The design is about as future-proof as this category gets. The firmware is open source under the GPL in three variants — ESPHome for Home Assistant, native HomeKit, and MQTT — and it's flashable from a web browser. The protocol knowledge now lives in at least two independent open codebases, because a second company, Konnected, rewrote the stack for its own competing device. If every vendor involved disappeared tomorrow, installed boards would keep working indefinitely, because nothing about them ever depended on a server.
MyQ is not an outlier
The pattern repeats often enough that it deserves a name on this site: the cloud rug-pull. In 2020, Wink gave its hub owners about a week's notice that a monthly subscription was now required to keep using hardware they'd already bought. In 2022, Insteon's servers went dark overnight when its parent company quietly shut down — the app died with them, and only devices with local control kept doing their jobs. That last detail is the entire lesson: when Insteon's cloud vanished, local-first setups barely noticed.

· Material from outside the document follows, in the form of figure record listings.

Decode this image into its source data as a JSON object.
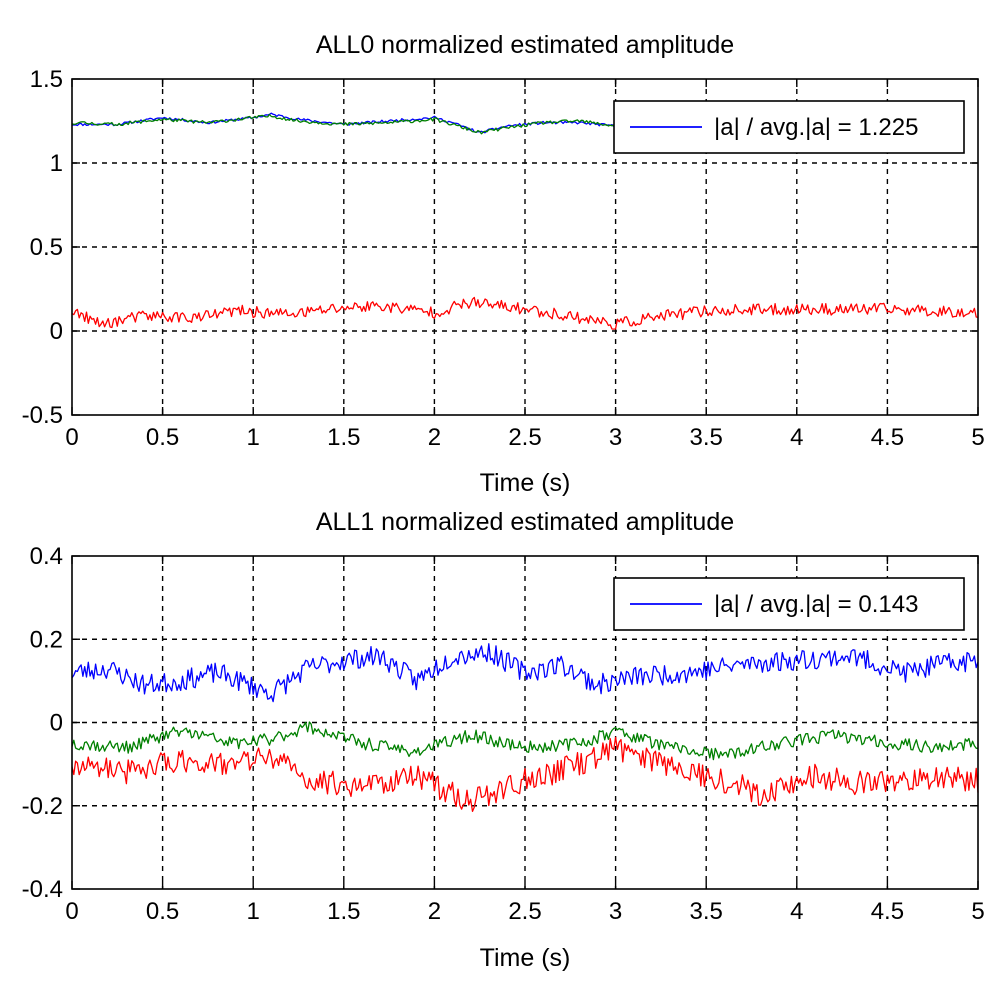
{
  "chart_data": [
    {
      "type": "line",
      "title": "ALL0 normalized estimated amplitude",
      "xlabel": "Time (s)",
      "ylabel": "",
      "xlim": [
        0,
        5
      ],
      "ylim": [
        -0.5,
        1.5
      ],
      "xticks": [
        0,
        0.5,
        1,
        1.5,
        2,
        2.5,
        3,
        3.5,
        4,
        4.5,
        5
      ],
      "xtick_labels": [
        "0",
        "0.5",
        "1",
        "1.5",
        "2",
        "2.5",
        "3",
        "3.5",
        "4",
        "4.5",
        "5"
      ],
      "yticks": [
        -0.5,
        0,
        0.5,
        1,
        1.5
      ],
      "ytick_labels": [
        "-0.5",
        "0",
        "0.5",
        "1",
        "1.5"
      ],
      "grid": true,
      "legend": {
        "position": "top-right",
        "entries": [
          {
            "label": "|a| / avg.|a| = 1.225",
            "color": "#0000ff"
          }
        ]
      },
      "noise_seed": 11,
      "series": [
        {
          "name": "blue",
          "color": "#0000ff",
          "noise": 0.008,
          "x": [
            0,
            0.25,
            0.5,
            0.75,
            1.0,
            1.1,
            1.25,
            1.5,
            1.75,
            2.0,
            2.1,
            2.25,
            2.4,
            2.6,
            2.8,
            3.0
          ],
          "y": [
            1.23,
            1.23,
            1.27,
            1.24,
            1.27,
            1.29,
            1.26,
            1.23,
            1.25,
            1.27,
            1.24,
            1.18,
            1.22,
            1.24,
            1.24,
            1.22
          ]
        },
        {
          "name": "green",
          "color": "#008000",
          "noise": 0.01,
          "x": [
            0,
            0.25,
            0.5,
            0.75,
            1.0,
            1.1,
            1.25,
            1.5,
            1.75,
            2.0,
            2.1,
            2.25,
            2.4,
            2.6,
            2.8,
            3.0
          ],
          "y": [
            1.24,
            1.23,
            1.26,
            1.24,
            1.27,
            1.28,
            1.25,
            1.23,
            1.24,
            1.26,
            1.23,
            1.18,
            1.21,
            1.24,
            1.25,
            1.22
          ]
        },
        {
          "name": "red",
          "color": "#ff0000",
          "noise": 0.035,
          "x": [
            0,
            0.15,
            0.4,
            0.7,
            0.9,
            1.2,
            1.5,
            1.7,
            2.0,
            2.2,
            2.5,
            2.8,
            3.0,
            3.2,
            3.5,
            4.0,
            4.5,
            5.0
          ],
          "y": [
            0.12,
            0.04,
            0.09,
            0.08,
            0.12,
            0.1,
            0.14,
            0.15,
            0.11,
            0.17,
            0.13,
            0.08,
            0.04,
            0.08,
            0.12,
            0.13,
            0.13,
            0.11
          ]
        }
      ]
    },
    {
      "type": "line",
      "title": "ALL1 normalized estimated amplitude",
      "xlabel": "Time (s)",
      "ylabel": "",
      "xlim": [
        0,
        5
      ],
      "ylim": [
        -0.4,
        0.4
      ],
      "xticks": [
        0,
        0.5,
        1,
        1.5,
        2,
        2.5,
        3,
        3.5,
        4,
        4.5,
        5
      ],
      "xtick_labels": [
        "0",
        "0.5",
        "1",
        "1.5",
        "2",
        "2.5",
        "3",
        "3.5",
        "4",
        "4.5",
        "5"
      ],
      "yticks": [
        -0.4,
        -0.2,
        0,
        0.2,
        0.4
      ],
      "ytick_labels": [
        "-0.4",
        "-0.2",
        "0",
        "0.2",
        "0.4"
      ],
      "grid": true,
      "legend": {
        "position": "top-right",
        "entries": [
          {
            "label": "|a| / avg.|a| = 0.143",
            "color": "#0000ff"
          }
        ]
      },
      "noise_seed": 23,
      "series": [
        {
          "name": "blue",
          "color": "#0000ff",
          "noise": 0.025,
          "x": [
            0,
            0.2,
            0.4,
            0.6,
            0.8,
            1.1,
            1.3,
            1.5,
            1.7,
            1.9,
            2.1,
            2.3,
            2.5,
            2.7,
            2.9,
            3.1,
            3.4,
            3.7,
            4.0,
            4.3,
            4.6,
            4.8,
            5.0
          ],
          "y": [
            0.12,
            0.13,
            0.09,
            0.1,
            0.12,
            0.07,
            0.13,
            0.15,
            0.16,
            0.1,
            0.16,
            0.17,
            0.12,
            0.14,
            0.09,
            0.11,
            0.12,
            0.14,
            0.15,
            0.16,
            0.12,
            0.14,
            0.15
          ]
        },
        {
          "name": "green",
          "color": "#008000",
          "noise": 0.015,
          "x": [
            0,
            0.3,
            0.6,
            0.9,
            1.1,
            1.3,
            1.6,
            1.9,
            2.2,
            2.5,
            2.8,
            3.0,
            3.3,
            3.6,
            3.9,
            4.2,
            4.5,
            4.8,
            5.0
          ],
          "y": [
            -0.05,
            -0.06,
            -0.02,
            -0.05,
            -0.04,
            -0.01,
            -0.05,
            -0.07,
            -0.03,
            -0.06,
            -0.05,
            -0.02,
            -0.06,
            -0.08,
            -0.05,
            -0.03,
            -0.05,
            -0.06,
            -0.05
          ]
        },
        {
          "name": "red",
          "color": "#ff0000",
          "noise": 0.03,
          "x": [
            0,
            0.3,
            0.6,
            0.9,
            1.1,
            1.3,
            1.6,
            1.9,
            2.2,
            2.5,
            2.8,
            3.0,
            3.3,
            3.6,
            3.8,
            4.1,
            4.4,
            4.7,
            5.0
          ],
          "y": [
            -0.1,
            -0.12,
            -0.09,
            -0.1,
            -0.08,
            -0.14,
            -0.15,
            -0.13,
            -0.19,
            -0.14,
            -0.1,
            -0.06,
            -0.1,
            -0.14,
            -0.17,
            -0.13,
            -0.15,
            -0.13,
            -0.14
          ]
        }
      ]
    }
  ]
}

The BIFL test this teaches
Every listing on this site gets graded on three deal-breakers, and the MyQ saga is why they're the right three. Does the device keep working without the vendor's cloud? Is there a documented open or local way to control it? And if the company folded or changed strategy tomorrow, what would you actually be left holding? Chamberlain's openers fail the first two by policy, not by engineering — the motors themselves will run for decades. The tragedy of MyQ is that buy-it-for-life hardware got welded to sell-it-every-quarter software.
What to do with all this
If you already own a Chamberlain or LiftMaster opener with a yellow, purple, red, or orange learn button, the path is cheap and settled: a ratgdo board costs about as much as two months of the subscriptions this industry keeps inventing, and it turns the most reliable machine in your house back into something you control. If you're buying a new opener, check that learn button before you pay — and if it's white, know exactly what you're agreeing to. And as a general rule for everything else in your smart home: the question is never what a product can do the day you buy it. It's who can take that away, and whether the answer is anyone at all.